The sneaky little secret that no one likes to share is that it’s not about race. It’s about disgusting food manufacturing and the ugly, unquenchable consumption of innocent, sentient beings. As long as we continue the barbaric practice of wet markets and turn a blind eye to the perilous commingling of humans and animals, we are at constant risk of viral outbreaks.

That’s a much longer discussion, best suited for another post.

But if we don’t take a drastic collective turn as a people and a planet, I recommend we start seeing this pandemic as simply one in a line, not one in a million. 

Adolescence Interrupted

A Panglossian Perspective

“Your end can be greater than your beginning: butterflies are the greatest proof of this.” —Matshona Dhliwayo

The thaw on the heels of a freeze. A rainbow following a storm. Resets and restarts. There is a beauty and certain merit in the gift of a new beginning.

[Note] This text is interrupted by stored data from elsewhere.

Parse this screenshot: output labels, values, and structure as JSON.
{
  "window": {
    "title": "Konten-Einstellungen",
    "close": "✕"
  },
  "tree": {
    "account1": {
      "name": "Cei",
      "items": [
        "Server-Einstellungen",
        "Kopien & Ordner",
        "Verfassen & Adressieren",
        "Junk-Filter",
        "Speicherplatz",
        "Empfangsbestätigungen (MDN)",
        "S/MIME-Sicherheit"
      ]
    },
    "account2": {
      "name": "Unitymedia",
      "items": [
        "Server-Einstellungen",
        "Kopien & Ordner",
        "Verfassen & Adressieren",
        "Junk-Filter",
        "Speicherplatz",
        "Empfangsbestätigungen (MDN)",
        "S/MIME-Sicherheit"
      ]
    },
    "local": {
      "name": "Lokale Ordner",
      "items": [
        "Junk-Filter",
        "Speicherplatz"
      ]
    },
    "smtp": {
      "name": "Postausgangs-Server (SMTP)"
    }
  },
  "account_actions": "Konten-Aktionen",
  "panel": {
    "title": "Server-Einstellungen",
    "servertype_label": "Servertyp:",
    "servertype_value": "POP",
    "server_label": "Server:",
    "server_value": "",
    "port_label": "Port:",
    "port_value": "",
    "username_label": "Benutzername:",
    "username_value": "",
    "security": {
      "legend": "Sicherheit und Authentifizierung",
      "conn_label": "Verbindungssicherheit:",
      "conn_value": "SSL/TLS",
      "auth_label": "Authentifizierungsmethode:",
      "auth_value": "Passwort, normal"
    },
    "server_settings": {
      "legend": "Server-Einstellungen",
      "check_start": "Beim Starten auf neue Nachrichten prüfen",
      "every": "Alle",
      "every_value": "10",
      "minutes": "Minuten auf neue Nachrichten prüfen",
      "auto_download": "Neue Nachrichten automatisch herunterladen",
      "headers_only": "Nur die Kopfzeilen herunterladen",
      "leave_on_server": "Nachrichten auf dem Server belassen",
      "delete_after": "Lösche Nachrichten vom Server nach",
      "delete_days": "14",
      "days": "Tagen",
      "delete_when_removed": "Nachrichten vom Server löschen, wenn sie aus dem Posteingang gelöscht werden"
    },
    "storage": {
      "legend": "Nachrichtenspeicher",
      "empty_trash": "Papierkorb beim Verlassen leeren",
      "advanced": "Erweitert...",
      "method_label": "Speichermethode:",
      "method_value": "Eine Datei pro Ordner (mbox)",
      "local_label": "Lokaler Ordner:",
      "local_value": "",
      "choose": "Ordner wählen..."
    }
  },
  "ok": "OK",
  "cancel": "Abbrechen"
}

Cleaning slates can achieve more than neat stockpiles of dust generated by rote eraser smashing. For all the effort involved in the grind, the result is a smooth, sharp edge. As our eyes start to squint from the glare of an unfamiliar sun, there’s a chance to see what’s changed while we were away.

With a significant (albeit temporary) reduction in carbon emissions, the planet was able to take a deep collective breath, without choking on the exhaust from a billion daily tailpipes slingshotting between home and work. The solution? Home=work…and it’s not that tough.

A nonsense-free workspace shone a spotlight on the delays and distractions inherent in an office setting. It’s impressive what people can accomplish when left alone to focus on a task. Increased opportunities for mindfulness, meditation, and achieving a better work-life balance replaced idling on a gridlocked freeway, wondering what happened to an already-tenuous grip on sanity.

But the most obvious gift we’ve been granted in this past pandemic year is the smack in the teeth of perspective. What matters and what doesn’t? The global population was left to ponder which relationships were worth preserving, which hobbies and activities warranted the necessary time commitment, and how to best live life on a loop.

Introverts soared, propelled by lighter wings and limitless air, while extroverts crashed under the burden of unattainable energy reserves, held just out of reach by isolated friends behind social prison bars.

Those who craved connection were glued to substandard Zoom chats and a perpetual battle against the glitch. The best-laid intentions for daily commiseration sessions soon became weekly, monthly, and then nonexistent.

But using the sting and pain of the present as brick and mortar for better days, we can stack the necessary blocks to avoid building a road to repetition. Lessons are only valuable when learned, and this is a prime opportunity to put into practice some real, tangible change.

The list of what’s on that docket is a volume too extensive to tackle in this condensed format, but the opportunity for metamorphosis has presented itself, here and now.

Static caterpillar or unbound butterfly? Choose wisely.